What you will learn¶
In the previous modules, we show how to create, train, predict, and even evaluate a predictive model. However, we did not change on the models’ parameters that can be given when creating an instance. Indeed, we used the default values chosen by scikit-learn.
These parameters are called hyperparameters: they are parameters
used to control the learning process, for instance the parameter
k of the
k-nearest neighbors. They should not be confused with the other parameters that
are inferred during the training process. These parameters define the model
itself, for instance
coef_ for the linear models.
In this module, we will first show that the hyperparameters have an impact on the performance of the model and that default values are not necessarily the best option. Subsequently, we will show how to set hyperparameters in scikit-learn model.
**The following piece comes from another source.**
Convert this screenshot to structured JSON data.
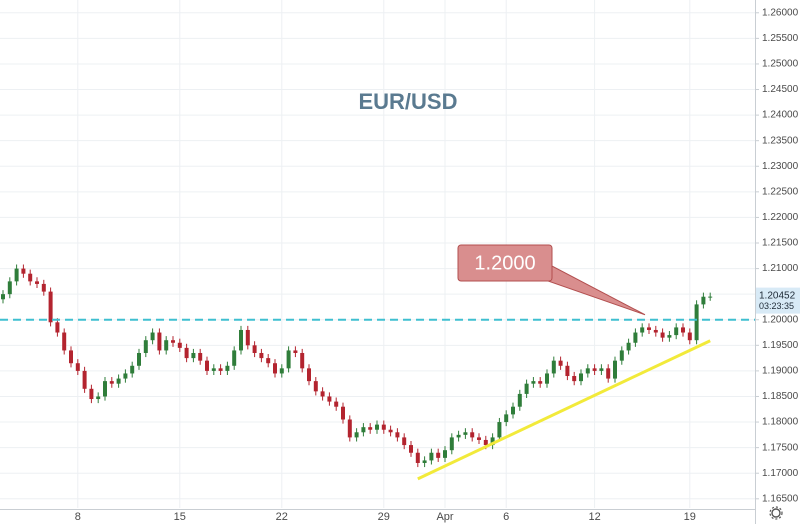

Finally, we will show strategies allowing to pick-up a combination of hyperparameters that maximizes model’s performance.
Before getting started¶
The required technical skills to carry on this module are:
skills acquired during the “The Predictive Modeling Pipeline” with basic usage of scikit-learn;
skills related to using the cross-validation framework to evaluate a model.
Objectives and time schedule¶
The objective in the module are the following:
understand what is a model hyperparameter;
understand how to get and set the value an hyperparameter of a scikit-learn model;
be able to fine tune a full predictive modeling pipeline;
understand and visualize the combination of parameters that improves the performance of a model.
The estimated time to go through this module is about 3 hours.